Controlling the Numerical Cerenkov Instability in PIC simulations using a customized finite difference Maxwell solver and a local FFT based current correction

TL;DR

This paper introduces a customized finite-difference Maxwell solver with local FFT current correction that effectively eliminates the numerical Cerenkov instability in PIC simulations of relativistically drifting plasmas, improving accuracy and scalability.

Contribution

A novel customized FDTD Maxwell solver with higher order spatial derivatives and local FFT-based current correction to suppress NCI in relativistic PIC simulations.

Findings

Eliminates main NCI modes for moderate wave numbers.

Maintains physical accuracy by filtering out aliasing NCI modes.
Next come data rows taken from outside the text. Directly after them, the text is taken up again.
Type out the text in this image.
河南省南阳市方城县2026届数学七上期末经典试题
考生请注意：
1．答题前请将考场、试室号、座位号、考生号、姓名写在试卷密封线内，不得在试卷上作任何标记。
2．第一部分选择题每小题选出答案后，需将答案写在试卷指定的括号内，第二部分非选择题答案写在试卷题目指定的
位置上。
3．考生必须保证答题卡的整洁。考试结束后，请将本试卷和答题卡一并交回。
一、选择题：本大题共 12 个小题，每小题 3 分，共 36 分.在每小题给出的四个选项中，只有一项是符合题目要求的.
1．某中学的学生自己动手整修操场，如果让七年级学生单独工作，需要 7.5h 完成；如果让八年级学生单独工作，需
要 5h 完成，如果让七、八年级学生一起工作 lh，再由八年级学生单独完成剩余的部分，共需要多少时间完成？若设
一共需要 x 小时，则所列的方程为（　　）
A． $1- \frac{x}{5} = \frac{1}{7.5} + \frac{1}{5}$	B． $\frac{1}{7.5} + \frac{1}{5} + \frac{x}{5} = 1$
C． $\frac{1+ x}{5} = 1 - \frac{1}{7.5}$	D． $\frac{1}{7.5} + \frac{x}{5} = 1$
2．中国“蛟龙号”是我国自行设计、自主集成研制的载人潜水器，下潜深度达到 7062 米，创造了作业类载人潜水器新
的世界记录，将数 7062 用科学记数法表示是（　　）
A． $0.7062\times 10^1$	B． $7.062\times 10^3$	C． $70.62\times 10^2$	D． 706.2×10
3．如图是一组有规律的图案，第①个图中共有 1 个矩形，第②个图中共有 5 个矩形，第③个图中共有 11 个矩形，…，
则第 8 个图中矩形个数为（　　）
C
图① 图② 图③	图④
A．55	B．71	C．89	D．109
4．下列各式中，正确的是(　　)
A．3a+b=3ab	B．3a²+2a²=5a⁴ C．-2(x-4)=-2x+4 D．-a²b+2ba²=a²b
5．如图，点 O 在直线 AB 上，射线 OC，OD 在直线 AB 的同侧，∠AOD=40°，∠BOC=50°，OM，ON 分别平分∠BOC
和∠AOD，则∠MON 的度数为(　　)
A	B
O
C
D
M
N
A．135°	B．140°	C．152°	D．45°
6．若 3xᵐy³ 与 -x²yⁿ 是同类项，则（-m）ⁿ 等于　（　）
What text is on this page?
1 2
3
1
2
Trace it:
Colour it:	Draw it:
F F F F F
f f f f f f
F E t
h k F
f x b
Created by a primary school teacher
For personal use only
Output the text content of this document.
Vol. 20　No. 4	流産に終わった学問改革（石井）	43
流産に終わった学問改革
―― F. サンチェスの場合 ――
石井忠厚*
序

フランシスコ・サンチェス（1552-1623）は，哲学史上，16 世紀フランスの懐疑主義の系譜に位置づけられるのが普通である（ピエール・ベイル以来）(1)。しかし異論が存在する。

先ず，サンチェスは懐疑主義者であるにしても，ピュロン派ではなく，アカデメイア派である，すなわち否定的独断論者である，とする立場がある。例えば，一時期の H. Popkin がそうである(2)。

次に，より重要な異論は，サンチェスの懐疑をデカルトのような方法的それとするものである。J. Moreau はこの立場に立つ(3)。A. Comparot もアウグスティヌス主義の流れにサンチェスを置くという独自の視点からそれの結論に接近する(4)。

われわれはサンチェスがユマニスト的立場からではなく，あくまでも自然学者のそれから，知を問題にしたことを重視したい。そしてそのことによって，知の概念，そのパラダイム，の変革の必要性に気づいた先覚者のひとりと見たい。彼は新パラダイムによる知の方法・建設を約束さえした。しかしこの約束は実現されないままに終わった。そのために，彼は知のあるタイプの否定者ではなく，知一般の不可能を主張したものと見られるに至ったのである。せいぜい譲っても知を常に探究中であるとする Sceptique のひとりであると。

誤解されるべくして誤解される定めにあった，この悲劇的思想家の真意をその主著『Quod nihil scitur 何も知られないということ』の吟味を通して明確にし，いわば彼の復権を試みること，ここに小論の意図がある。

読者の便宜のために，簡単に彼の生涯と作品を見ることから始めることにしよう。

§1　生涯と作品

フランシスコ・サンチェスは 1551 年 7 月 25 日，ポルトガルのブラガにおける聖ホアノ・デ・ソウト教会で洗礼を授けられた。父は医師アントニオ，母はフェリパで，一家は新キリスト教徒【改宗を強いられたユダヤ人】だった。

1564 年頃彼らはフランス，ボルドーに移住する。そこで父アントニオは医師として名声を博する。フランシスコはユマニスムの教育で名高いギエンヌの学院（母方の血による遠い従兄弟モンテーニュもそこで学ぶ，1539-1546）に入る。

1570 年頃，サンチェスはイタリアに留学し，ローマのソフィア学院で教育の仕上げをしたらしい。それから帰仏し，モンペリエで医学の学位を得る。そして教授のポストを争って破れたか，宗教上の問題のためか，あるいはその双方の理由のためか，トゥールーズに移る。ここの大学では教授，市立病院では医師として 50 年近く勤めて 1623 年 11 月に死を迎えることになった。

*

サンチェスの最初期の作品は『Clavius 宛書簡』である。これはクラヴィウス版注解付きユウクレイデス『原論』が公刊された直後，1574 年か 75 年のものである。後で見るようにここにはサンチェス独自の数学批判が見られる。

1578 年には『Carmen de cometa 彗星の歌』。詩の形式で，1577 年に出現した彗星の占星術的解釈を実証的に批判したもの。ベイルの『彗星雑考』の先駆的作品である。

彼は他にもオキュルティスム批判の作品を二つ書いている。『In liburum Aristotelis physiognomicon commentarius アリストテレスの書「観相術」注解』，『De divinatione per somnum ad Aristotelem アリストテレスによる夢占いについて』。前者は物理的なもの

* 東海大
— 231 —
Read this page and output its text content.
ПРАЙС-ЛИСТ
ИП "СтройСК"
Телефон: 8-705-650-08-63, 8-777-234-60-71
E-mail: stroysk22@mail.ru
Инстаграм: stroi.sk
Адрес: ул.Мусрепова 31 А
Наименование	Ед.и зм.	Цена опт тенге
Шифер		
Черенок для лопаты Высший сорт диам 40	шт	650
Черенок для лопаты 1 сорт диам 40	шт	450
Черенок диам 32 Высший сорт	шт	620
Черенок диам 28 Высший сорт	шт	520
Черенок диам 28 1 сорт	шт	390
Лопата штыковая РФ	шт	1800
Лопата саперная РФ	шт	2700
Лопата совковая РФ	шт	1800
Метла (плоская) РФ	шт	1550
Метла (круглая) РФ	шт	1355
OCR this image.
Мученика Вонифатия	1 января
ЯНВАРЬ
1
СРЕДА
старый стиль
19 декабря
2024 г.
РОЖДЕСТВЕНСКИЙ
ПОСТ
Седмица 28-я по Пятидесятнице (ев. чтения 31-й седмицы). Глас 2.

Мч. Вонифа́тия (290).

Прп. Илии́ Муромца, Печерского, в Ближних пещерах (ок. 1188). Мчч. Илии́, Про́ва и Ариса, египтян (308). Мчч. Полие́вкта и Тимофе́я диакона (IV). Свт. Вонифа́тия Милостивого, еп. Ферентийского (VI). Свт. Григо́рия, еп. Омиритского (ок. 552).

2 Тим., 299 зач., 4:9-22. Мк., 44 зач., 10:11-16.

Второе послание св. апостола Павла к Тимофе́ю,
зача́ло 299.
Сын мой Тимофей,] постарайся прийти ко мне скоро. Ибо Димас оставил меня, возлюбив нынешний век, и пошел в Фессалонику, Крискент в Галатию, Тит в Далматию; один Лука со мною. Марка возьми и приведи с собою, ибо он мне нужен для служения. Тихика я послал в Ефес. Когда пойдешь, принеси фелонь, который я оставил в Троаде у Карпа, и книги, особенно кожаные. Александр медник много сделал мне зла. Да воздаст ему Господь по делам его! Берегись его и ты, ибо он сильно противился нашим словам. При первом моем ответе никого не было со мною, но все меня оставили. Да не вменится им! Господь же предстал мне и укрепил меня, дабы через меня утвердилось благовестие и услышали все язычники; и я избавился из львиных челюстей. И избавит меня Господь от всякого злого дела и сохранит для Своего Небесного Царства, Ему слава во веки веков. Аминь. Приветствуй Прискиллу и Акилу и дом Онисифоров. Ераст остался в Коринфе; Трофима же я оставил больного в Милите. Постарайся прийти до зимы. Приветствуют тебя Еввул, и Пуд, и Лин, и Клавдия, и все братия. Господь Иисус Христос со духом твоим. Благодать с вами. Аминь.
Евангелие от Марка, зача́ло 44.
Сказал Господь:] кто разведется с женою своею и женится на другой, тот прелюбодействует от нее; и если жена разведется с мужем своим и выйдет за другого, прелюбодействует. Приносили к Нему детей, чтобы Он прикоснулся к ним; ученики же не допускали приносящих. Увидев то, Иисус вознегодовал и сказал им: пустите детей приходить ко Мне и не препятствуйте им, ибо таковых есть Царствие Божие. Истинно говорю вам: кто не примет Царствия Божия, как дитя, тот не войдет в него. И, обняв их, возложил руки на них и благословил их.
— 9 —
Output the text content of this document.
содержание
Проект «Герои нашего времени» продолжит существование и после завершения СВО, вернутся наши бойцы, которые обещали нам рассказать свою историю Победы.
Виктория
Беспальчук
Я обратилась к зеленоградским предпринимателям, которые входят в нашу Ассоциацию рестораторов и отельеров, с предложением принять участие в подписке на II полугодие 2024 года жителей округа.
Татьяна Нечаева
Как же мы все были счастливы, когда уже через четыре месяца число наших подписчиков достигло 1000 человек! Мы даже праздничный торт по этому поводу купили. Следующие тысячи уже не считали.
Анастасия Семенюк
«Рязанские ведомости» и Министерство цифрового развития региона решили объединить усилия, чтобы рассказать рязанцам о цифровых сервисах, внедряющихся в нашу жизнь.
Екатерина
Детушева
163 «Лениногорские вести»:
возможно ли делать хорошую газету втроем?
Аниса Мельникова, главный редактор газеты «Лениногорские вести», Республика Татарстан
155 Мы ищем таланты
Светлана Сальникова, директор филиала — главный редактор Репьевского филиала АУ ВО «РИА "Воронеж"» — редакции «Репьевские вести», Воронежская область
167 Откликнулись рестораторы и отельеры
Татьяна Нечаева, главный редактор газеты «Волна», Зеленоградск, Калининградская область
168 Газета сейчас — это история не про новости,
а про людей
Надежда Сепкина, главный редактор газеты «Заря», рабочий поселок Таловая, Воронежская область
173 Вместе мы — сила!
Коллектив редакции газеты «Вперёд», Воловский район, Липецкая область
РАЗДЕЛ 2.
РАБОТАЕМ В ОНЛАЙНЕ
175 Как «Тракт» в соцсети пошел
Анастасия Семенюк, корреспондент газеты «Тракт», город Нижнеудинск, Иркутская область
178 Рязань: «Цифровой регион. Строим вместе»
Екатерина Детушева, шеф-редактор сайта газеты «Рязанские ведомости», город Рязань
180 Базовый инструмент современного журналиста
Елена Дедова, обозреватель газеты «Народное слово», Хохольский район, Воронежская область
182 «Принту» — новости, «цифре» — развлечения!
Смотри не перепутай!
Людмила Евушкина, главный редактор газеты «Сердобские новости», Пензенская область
Demonstrates effectiveness in various plasma simulation scenarios.

Abstract

In this paper we present a customized finite-difference-time-domain (FDTD) Maxwell solver for the particle-in-cell (PIC) algorithm. The solver is customized to effectively eliminate the numerical Cerenkov instability (NCI) which arises when a plasma (neutral or non-neutral) relativistically drifts on a grid when using the PIC algorithm. We control the EM dispersion curve in the direction of the plasma drift of a FDTD Maxwell solver by using a customized higher order finite difference operator for the spatial derivative along the direction of the drift ($\hat 1$ direction). We show that this eliminates the main NCI modes with moderate $\vert k_1 \vert$, while keeps additional main NCI modes well outside the range of physical interest with higher $\vert k_1 \vert$. These main NCI modes can be easily filtered out along with first spatial aliasing NCI modes which are also at the edge of the fundamental Brillouin zone. The customized solver has the possible advantage of improved parallel scalability because it can be easily partitioned along $\hat 1$ which typically has many more cells than other directions for the problems of interest. We show that FFTs can be performed locally to current on each partition to filter out the main and first spatial aliasing NCI modes, and to correct the current so that it satisfies the continuity equation for the customized spatial derivative. This ensures that Gauss' Law is satisfied. We present simulation examples of one relativistically drifting plasmas, of two colliding relativistically drifting plasmas, and of nonlinear laser wakefield acceleration (LWFA) in a Lorentz boosted frame that show no evidence of the NCI can be observed when using this customized Maxwell solver together with its NCI elimination scheme.